Tanto nell’edizione Cecovini quanto in quella Nardini, il documento termina con il sigillo in ceralacca e la scritta: «Pour copie conforme…, 4° giorno del 2° mese 5805», cioè 4 aprile 1805. Questa data ha spesso confuso lettori frettolosi, che hanno spesso confusola copia con l’originale: datata inequivocabilmente 16 marzo 1805.
Lo stesso giorno il ventiquattrenne Eugenio di Beauharnais (Parigi, 1781 – Monaco di Baviera, 1824) entrò in Milano per Porta Marengo (già Porta Ticinese), accompagnato da cacciatori e granatieri a cavallo della guardia imperiale, da gendarmeria scelta e mamelucchi. Il 1° febbraio precedente da mero colonnello egli era stato elevato da Napoleone a principe e cancelliere dell’impero francese. L’indomani, 17 marzo – ma a Parigi, non in Milano – una folta delegazione della Repubblica italiana, guidata dal suo vicepresidente, Francesco Melzi d’Heril, da Marescalchi, Caprara, Paradisi, Fenaroli, Constabili, Luosi, Guicciardi, Guastavillani, Lambertenghi, Villotti, Dombrowski, Rangone, Calepio, Litta, Fé, Alessandri, Salimbeni, Appiani (celebre pittore) e altri presentò all’Imperatore il deliberato del 15 precedente con il quale lo «pregavano di accettare e assumere il titolo di Re d’Italia» e lo invitavano a Milano per celebrarvi l’incoronazione. Era esattamente quanto Napoleone s’attendeva. Il 19 la Consulta di Stato della Repubblica italiana pubblicò con apposito proclama lo Statuto Costituzionale che dichiarava Napoleone I Re d’Italia. Anche tale atto fu deliberato in Parigi. I milanesi ne ebbero notizia con l’arrivo di un corriere speciale, alle 6 del mattino del 26 marzo.
Troppo assorbito dall’organizzazione dell’Impero e dal completamento della sua “grande opera”, Napoleone intendeva farsi incoronare re d’Italia, ma non poteva dedicarvi più tempo dello stretto necessario. Eugenio di Beauharnais era il suo missus dominicus, senza alcuna autonomia.

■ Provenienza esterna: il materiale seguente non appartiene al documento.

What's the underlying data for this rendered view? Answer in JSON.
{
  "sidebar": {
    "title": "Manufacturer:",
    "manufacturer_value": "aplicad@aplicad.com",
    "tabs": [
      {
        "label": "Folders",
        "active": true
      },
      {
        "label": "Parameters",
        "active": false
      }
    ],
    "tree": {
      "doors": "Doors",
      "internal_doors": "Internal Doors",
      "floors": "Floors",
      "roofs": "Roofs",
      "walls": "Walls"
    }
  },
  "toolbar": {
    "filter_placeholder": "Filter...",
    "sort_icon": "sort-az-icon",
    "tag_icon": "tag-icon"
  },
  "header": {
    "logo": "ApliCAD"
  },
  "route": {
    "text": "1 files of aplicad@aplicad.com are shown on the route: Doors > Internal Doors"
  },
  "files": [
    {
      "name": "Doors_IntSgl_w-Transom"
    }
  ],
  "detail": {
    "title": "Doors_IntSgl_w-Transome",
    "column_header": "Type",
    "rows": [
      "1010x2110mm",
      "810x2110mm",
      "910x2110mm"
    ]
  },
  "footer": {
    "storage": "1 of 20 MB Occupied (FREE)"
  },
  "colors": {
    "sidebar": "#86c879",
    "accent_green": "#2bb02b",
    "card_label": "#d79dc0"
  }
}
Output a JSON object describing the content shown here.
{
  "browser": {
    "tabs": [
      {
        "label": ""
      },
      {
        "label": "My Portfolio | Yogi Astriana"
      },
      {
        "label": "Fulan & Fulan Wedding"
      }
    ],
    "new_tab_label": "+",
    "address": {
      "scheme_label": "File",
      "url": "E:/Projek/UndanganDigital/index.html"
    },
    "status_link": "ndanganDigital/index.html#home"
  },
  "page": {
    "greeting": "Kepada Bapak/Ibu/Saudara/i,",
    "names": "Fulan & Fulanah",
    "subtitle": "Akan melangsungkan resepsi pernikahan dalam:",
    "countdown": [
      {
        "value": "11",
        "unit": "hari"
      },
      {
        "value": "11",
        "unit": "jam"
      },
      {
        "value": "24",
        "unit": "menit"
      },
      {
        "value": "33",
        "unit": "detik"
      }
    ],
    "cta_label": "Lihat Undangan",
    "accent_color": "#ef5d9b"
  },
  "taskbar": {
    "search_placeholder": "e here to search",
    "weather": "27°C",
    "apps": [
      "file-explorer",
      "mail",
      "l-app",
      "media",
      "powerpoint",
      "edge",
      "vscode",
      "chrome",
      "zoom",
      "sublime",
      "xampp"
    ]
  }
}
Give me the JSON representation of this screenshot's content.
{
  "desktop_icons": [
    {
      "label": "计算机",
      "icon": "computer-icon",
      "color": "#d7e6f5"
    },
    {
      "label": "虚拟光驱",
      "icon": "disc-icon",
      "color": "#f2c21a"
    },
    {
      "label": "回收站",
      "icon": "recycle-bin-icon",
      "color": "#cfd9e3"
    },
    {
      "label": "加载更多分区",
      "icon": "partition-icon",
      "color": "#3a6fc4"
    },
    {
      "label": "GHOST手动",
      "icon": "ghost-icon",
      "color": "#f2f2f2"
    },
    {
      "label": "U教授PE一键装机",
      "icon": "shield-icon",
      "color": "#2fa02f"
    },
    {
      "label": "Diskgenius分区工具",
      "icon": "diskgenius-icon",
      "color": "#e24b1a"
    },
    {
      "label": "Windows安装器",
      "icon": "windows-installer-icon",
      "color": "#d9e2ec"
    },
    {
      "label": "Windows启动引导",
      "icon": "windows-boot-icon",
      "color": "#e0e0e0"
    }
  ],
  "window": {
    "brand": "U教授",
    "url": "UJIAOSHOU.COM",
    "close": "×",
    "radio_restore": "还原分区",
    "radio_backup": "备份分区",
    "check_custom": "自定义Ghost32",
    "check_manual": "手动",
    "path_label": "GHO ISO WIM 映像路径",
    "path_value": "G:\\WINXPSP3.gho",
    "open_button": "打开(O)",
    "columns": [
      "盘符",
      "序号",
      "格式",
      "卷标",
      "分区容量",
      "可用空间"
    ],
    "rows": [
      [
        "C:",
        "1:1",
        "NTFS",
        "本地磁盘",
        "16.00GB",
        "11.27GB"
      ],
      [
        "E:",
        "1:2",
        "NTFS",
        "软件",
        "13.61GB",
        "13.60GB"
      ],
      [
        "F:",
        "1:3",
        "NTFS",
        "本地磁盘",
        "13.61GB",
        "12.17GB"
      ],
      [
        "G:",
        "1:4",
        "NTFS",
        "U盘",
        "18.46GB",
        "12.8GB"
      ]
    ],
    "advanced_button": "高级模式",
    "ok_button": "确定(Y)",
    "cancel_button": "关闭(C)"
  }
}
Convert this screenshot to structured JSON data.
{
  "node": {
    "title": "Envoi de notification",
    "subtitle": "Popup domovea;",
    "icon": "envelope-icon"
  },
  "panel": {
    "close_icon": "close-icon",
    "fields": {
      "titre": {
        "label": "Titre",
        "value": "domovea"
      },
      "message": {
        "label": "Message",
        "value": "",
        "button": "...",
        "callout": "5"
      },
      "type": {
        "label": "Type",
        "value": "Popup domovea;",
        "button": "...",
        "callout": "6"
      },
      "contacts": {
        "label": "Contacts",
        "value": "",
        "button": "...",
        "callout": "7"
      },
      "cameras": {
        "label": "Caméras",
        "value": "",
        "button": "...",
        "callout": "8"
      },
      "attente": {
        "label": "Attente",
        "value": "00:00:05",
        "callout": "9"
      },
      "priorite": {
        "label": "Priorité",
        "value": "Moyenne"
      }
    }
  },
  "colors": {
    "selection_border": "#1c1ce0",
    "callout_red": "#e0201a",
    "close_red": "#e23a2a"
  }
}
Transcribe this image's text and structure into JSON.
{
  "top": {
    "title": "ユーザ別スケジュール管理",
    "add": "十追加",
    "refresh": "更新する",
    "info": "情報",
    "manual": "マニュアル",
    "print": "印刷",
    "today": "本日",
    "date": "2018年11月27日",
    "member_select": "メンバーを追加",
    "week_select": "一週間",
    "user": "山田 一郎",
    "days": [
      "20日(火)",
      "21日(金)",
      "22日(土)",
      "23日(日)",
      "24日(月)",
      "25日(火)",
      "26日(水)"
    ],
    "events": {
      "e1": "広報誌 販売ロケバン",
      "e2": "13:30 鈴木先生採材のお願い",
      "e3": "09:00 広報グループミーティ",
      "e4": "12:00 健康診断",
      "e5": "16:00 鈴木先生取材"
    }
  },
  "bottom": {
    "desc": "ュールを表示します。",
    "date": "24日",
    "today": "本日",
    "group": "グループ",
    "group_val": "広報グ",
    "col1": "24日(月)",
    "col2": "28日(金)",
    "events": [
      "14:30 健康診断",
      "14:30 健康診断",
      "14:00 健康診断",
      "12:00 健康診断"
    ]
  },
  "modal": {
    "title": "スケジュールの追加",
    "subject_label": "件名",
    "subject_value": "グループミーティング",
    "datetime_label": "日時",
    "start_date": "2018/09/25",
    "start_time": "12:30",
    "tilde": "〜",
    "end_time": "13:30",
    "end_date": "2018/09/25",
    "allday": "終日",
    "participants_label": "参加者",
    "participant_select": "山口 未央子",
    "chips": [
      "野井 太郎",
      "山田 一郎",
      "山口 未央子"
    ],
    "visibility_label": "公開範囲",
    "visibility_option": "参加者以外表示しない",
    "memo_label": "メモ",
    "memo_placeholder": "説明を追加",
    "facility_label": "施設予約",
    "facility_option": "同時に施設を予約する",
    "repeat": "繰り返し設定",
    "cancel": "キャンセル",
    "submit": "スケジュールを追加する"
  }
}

Aveva bisogno di un “partito” a suo sostegno: “consiglieri” preparati e leali, “con-giurati”. Allo scopo vennero costituiti il Supremo Consiglio e il Grande Oriente, nei quali confluirono i notabili del regime napoleonico.
Il 26 maggio, al culmine di una fastosa cerimonia iniziata col corteo da Palazzo Reale al Duomo di Milano, “Napoleone di tutti i Riti” si pose sul capo la Corona Ferrea fatta recare appositamente da Monza. Il più era fatto. Un mese dopo, il 20 giugno, anche l’Imperatrice Giuseppina giunse a Milano. Lo stesso giorno nella capitale del Regno d’Italia «il Supremo Consiglio de’ Sovrani Inspettori Gen. del 33. ed ultimo g°. dell’Ordine Reale e Militare della Franca-Massoneria Scozzese, secondo il Rito antico ed accettato, regolarmente radunato in Concistoro, al punto verticale del Zenith, 45. gr. 27. min. 57 [sic] sec., lat. Sett., sotto la presidenza del G. Commendatore ad Aggiunto del G. Maestro» riunì i venerabili di sei logge per erigere «una Gr. Loggia Gen. Scozzese secondo il Rito antico ed accettato, la quale riunisca tutti i riti». Nel bel mezzo della cerimonia fu annunciato l’arrivo del generale Giuseppe Lechi, che un anno prima aveva dato vita a un Grande Oriente d’Italia. Nell’entusiasmo generale aderì alla nuova Istituzione. Questa implorò Napoleone di concederle «la medesima protezione, ch’egli si è compiaciuto di accordare a quella di Francia» pregandolo inoltre di «designare a sua scelta un Commendatore e Gran Maestro nella persona del Principe Eugenio, viceré, o di qualunque altro Principe più gli aggradi della sua Augusta Famiglia, assicurandolo nel tempo stesso della nostra divozione, e de’ più profondi sentimenti di rispetto, ond’è animato ciascuno di noi per le di lui volontà». Calepio fu incaricato di presentare a Napoleone i deliberati della Gran loggia, redatti da Vidal, l’uomo di fiducia di Pyron. Quest’ultimo, mai smentito, spesso asserì in pubblico che Napoleone era “membro del nostro Rito” e che proprio lui aveva voluto la riunione del rito francese e dello scozzese in un solo corpo amministrativo.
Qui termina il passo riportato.